Unlocking the secrets of the brain

6 August 2020

Queen's Birthday honours: Emeritus Professor Perry Bartlett

Contact magazine is celebrating the outstanding UQ scientists recognised during this year's Queen's Birthday honours. We begin with the Queensland Brain Institute Founding Director, Emeritus Professor Perry Bartlett.

“I’ve always believed the reason we could never solve the tsunami of neurological diseases and mental health issues was because we never really understood how the brain worked in the first place. And you can’t fix it if you don’t know how it works.”

These words from UQ’s Emeritus Professor Perry Bartlett perfectly capture his dedication to neuroscience. And it’s this belief and thirst for knowledge that led to the establishment of UQ’s Queensland Brain Institute (QBI) in 2003.

Seventeen years and many accolades later, the Founding Director of QBI has been nationally recognised for his scientific leadership with an appointment as an Officer of the Order of Australia (AO), announced as part of the Queen’s Birthday honours in early June.

Professor Bartlett said he was very proud to receive the honour, and delighted to see the work of the QBI celebrated on a national level.

QBI Founding Director Emeritus Professor Perry Bartlett.

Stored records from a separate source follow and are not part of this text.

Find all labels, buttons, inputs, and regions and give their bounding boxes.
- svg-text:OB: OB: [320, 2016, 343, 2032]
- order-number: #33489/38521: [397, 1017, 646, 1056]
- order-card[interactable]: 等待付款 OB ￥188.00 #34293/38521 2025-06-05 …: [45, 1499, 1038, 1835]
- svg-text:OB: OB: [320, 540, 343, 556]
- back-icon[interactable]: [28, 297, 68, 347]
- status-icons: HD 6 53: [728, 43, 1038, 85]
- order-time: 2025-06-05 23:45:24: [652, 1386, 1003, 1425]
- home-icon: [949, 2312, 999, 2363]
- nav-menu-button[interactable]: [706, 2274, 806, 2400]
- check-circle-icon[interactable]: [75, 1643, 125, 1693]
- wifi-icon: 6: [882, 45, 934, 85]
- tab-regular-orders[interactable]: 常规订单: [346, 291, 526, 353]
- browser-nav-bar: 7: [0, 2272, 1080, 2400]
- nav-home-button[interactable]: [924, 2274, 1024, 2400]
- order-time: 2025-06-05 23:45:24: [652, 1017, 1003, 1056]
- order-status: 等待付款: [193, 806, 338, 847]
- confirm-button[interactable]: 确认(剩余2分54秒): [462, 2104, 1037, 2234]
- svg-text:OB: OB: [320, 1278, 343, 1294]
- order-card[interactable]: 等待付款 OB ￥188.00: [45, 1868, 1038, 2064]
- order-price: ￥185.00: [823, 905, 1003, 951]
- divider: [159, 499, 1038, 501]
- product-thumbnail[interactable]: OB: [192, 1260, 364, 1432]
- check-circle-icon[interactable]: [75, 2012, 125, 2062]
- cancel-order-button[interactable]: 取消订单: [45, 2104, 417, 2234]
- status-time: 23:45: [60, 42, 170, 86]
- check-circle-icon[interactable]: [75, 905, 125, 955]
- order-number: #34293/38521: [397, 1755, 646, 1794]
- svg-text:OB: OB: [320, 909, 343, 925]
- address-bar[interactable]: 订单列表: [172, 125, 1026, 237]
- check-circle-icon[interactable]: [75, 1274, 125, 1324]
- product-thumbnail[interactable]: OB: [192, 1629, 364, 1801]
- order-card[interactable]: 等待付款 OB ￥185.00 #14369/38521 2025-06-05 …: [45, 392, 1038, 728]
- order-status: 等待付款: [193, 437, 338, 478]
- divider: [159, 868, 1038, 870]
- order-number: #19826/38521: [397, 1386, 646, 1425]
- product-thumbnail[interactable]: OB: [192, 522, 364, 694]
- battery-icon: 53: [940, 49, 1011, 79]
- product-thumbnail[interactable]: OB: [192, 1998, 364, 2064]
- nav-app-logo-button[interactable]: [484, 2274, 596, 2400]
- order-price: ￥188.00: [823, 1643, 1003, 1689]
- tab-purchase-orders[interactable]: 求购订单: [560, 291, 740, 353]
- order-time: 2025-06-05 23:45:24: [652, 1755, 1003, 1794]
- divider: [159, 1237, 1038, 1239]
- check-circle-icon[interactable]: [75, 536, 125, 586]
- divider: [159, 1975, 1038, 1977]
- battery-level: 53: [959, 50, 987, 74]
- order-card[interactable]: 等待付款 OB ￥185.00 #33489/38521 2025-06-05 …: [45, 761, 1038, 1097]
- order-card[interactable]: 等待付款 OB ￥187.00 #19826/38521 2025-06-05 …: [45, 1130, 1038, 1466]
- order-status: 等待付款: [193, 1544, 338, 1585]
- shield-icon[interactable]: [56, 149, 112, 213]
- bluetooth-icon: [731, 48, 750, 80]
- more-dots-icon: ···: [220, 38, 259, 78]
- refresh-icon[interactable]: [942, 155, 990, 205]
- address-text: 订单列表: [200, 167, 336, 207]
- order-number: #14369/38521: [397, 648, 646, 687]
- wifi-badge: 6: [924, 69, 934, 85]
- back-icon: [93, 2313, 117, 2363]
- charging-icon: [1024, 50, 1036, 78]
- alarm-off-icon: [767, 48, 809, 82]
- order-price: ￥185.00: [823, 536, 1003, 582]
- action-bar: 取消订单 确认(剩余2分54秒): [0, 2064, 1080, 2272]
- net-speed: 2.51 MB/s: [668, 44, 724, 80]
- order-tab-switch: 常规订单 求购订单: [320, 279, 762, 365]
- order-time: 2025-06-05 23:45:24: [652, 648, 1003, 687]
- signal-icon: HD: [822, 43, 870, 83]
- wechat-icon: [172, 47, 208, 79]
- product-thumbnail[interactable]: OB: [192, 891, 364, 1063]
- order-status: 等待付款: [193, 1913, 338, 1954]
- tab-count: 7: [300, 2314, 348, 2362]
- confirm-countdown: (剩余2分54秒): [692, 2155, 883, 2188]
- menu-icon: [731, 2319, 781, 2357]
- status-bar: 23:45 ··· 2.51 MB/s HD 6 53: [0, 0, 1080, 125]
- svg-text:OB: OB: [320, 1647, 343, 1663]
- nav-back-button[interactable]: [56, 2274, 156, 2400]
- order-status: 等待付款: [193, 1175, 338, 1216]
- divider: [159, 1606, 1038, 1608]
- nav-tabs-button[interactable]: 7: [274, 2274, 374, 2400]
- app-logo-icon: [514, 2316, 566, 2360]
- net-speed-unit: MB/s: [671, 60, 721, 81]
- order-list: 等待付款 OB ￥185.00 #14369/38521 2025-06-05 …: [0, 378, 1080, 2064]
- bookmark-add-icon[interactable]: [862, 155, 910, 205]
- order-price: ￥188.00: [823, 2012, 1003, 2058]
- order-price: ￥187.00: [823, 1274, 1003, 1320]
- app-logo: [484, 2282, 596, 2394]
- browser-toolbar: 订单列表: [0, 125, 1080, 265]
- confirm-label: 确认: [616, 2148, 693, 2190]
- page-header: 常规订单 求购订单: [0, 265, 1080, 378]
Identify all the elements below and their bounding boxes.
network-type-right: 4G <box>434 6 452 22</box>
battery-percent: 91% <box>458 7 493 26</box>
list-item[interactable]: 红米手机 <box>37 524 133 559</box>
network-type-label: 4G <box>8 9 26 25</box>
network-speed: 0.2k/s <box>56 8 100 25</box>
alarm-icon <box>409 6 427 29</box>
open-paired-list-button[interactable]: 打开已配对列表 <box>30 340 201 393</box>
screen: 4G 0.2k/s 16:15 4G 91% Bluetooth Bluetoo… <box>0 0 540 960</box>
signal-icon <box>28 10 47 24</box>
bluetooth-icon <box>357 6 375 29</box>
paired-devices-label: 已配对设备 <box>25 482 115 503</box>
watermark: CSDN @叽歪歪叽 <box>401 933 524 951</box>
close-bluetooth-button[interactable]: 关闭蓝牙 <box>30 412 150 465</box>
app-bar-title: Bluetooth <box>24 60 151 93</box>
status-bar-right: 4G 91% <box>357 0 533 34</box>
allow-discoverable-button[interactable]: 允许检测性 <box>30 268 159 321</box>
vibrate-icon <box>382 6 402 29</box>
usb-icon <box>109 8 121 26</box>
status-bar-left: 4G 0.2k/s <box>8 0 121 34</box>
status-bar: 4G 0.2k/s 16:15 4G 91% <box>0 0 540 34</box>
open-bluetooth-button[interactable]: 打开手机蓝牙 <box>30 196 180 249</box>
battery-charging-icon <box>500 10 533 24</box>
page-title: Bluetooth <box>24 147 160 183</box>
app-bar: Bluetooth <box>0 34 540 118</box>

“The AO acknowledges my contribution to establishing the Queensland Brain Institute, and the work I have done over the years in neuroscience – especially in terms of mentoring large numbers of young scientists, who now lead Australian neuroscience research,” Professor Bartlett said.

“But from a broader perspective, I’m happy that this recognition highlights how QBI is bringing forward changes, how we are better understanding the brain, and how we are developing new technologies and treatments for diseases that affect the brain.”

Professor Bartlett began his career as immunologist, but his fascination for the complexities of the human brain soon shifted his focus to neuroscience.

“Scientists have learnt a lot about the immune system, but I always thought the really big questions remained in the brain: understanding brain function, self-awareness and consciousness. All these things seemed like far bigger questions,” he said.

Since establishing QBI almost two decades ago, Professor Bartlett helped grow the Institute from a small group of 10 scientists into one of the world’s leading neuroscience institutes. It is now home to more than 450 researchers conducting fundamental discovery research and progressing treatments for neurological disorders.

His own scientific discoveries transformed our understanding of the brain, including a seminal finding that stem cells are present in the adult brain, and the discovery of a key molecule involved in motor neurone function and repair.

QBI Director Professor Pankaj Sah said Professor Bartlett’s contributions to the Australian and international neuroscience research landscape made him a very deserving recipient of the Order of Australia.

“Professor Bartlett is a visionary leader whose contributions to neuroscience research and capability cannot be understated,” Professor Sah said.

“His discovery that the brain could make new cells throughout our life shifted our perception of the brain from a static organ to one with the ability to change and regenerate even into adulthood.

“This fundamental research discovery provided the basis for investigations by Professor Bartlett and others into learning and memory. It provides a potential avenue to overcome cognitive loss and depression through the generation of new nerve cells, which has led to a clinical trial on whether exercise can halt or reverse cognitive decline in the elderly.” 

“Professor Bartlett was also involved in the discovery of the key role that the molecule EphA4 plays in motor neuron loss in the spinal cord, which has led to the development of a drug candidate to treat Motor Neurone Disease that is going to clinical trial.” 

While these discoveries have had a significant impact on society, Professor Bartlett said it was also important to acknowledge the philanthropic support of alumni and the broader community.

“We’ve had enormous amounts of philanthropic support, especially for our research into diseases like dementia and Motor Neurone Disease. This is why we are able to do what we do,” Professor Bartlett said.

“Without that philanthropic support, this Institute and other centres wouldn’t exist.”

On top of his Order of Australia recognition, Professor Bartlett’s previous honours include being named Senior Australian of the Year and a Queensland Great in 2017, the Samuel Gershon Medal for Lifetime Achievement in Translational Neuroscience, CSL Florey Prize and Medallion for Discoveries in Neuroscience, Research Australia Lifetime Achievement Award, the Australasian Neuroscience Society (ANS) Distinguished Achievement Award, ANS Medallion and Fellow of the Australian Academy of Science.

He also serves on boards including the Motor Neurone Disease Research Institute of Australia, SpinalCure Australia, and is a past President of the Australian Neuroscience Society.

Professor Bartlett joins fellow UQ researchers Professor Tamara Davis, from the School of Mathematics and Physics; Professor Ranjeny Thomas, from the Diamantina Institute; Professor Kaye Basford, from the School of Biomedical Sciences; and Professor Jeffrey Lipman, from the Faculty of Medicine, in receiving Queen’s Birthday honours.